Nettoyage, normalisation, validation : ce travail ingrat est en réalité l’un des plus déterminants dans un projet IA.
La cinquième est la structuration du stockage, via un data warehouse qui centralise la donnée et la rend exploitable à l’échelle. Ce n’est pas le cœur de la valeur, mais c’est une étape structurante dont on ne peut pas faire l’économie.
Ce n’est qu’une fois ces cinq dimensions adressées que l’on peut, avec sérieux, déployer de l’intelligence artificielle.
L’IA générative n’efface pas ce parcours, elle l’accélère
L’irruption de l’IA générative, avec des outils comme Copilot, OpenAI ou Gemini, a amplifié le sentiment d’urgence et, avec lui, la tentation de brûler les étapes. C’est une erreur de lecture. Ces technologies sont des outils d’amélioration, des briques à intégrer dans des solutions existantes. Elles ne servent pas à reconstruire des systèmes de zéro, et elles n’annulent pas la dette technique ou la dette data que certaines organisations ont accumulée.
Le machine learning, lui, n’est pas nouveau. Il existe depuis plus d’une décennie, et des POCs ont été conduits dans de nombreuses industries. Il est déjà intégré dans les pratiques des organisations les plus avancées. Ce qui a changé avec la GenAI, c’est la visibilité et la pression externe, pas la logique fondamentale du parcours.
Deux marchés, deux postures : ce que cela révèle sur la maturité réelle
Notre exposition à deux marchés distincts offre un éclairage précieux sur l’état réel de la maturité data et IA dans les organisations.
Aux États-Unis, les clients avec lesquels nous travaillons ont, pour la plupart, déjà structuré leur data et disposent d’équipes techniques solides. Dans ce contexte, notre rôle est principalement un rôle d’exécution : les clients pilotent la stratégie, et nos équipes délivrent. C’est un modèle où la vitesse et la fiabilité d’exécution priment.
Au Moyen-Orient et en Afrique du Nord, la situation est différente. Les entreprises sont moins avancées dans leur maturité data, et notre rôle devient plus stratégique : accompagnement, conseil, structuration du parcours. Nous participons activement à la construction des fondations, pas seulement à leur exploitation.
Ce que ces deux postures illustrent, c’est qu’il n’existe pas un modèle unique d’intervention en matière de data et d’IA. Le bon niveau d’accompagnement dépend du point de départ de chaque organisation, et ignorer ce point de départ conduit inévitablement à des projets mal calibrés.
Le vrai levier business : moderniser ce qui existe
Un dernier point mérite d’être posé clairement, car il touche au positionnement stratégique des ESN dans l’écosystème IA. Le terrain de jeu le plus pertinent n’est pas la reconstruction de systèmes complets. Ces projets sont longs, coûteux, et dominés par un petit nombre d’acteurs globaux de très grande taille.

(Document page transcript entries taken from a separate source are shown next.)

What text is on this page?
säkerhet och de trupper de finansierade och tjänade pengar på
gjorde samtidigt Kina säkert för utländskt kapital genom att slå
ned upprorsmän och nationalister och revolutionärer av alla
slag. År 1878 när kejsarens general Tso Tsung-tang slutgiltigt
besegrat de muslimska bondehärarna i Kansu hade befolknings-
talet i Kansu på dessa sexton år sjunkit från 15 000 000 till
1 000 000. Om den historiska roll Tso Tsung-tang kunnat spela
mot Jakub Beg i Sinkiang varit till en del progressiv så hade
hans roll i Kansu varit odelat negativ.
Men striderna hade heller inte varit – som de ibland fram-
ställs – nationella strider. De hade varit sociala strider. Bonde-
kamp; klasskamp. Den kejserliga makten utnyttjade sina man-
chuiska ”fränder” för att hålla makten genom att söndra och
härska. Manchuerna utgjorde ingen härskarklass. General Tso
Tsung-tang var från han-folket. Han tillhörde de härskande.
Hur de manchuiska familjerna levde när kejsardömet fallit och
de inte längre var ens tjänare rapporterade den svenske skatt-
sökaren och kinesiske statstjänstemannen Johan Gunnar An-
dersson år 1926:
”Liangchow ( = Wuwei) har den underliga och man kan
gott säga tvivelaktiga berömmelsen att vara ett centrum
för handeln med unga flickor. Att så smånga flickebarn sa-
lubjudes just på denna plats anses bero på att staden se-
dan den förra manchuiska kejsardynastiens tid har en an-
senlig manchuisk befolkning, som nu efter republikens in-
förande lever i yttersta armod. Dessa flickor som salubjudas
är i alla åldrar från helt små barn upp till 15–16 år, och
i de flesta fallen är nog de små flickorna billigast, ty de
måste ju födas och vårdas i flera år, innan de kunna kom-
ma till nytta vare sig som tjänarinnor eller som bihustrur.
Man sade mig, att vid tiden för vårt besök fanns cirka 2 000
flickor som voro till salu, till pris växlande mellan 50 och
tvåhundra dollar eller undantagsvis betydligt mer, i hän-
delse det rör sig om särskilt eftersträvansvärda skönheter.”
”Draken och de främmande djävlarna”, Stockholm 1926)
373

Le vrai levier, celui qui crée de la valeur rapidement et durablement pour les clients, c’est la modernisation de l’existant : enrichir des applications déployées, intégrer des capacités intelligentes dans des plateformes opérationnelles, améliorer des expériences utilisateurs avec des fonctionnalités IA ciblées. C’est là que l’accompagnement d’un partenaire comme Astek prend tout son sens, parce que cela requiert une connaissance fine des systèmes en place autant qu’une maîtrise des technologies émergentes.
« Aucune organisation n’est encore arrivée à maturité sur l’IA. Et c’est une bonne nouvelle. Cela signifie que les décisions que vous prenez aujourd’hui sur vos fondations data détermineront votre position dans cinq ans. Nous sommes là pour que ces décisions soient les bonnes. »
C’est une réalité qu’il faut avoir le courage de dire, et qui devrait rassurer autant qu’elle appelle à l’action. Le parcours est long, mais il est balisé. La condition pour le parcourir avec succès n’est pas d’aller vite. C’est d’aller dans le bon ordre.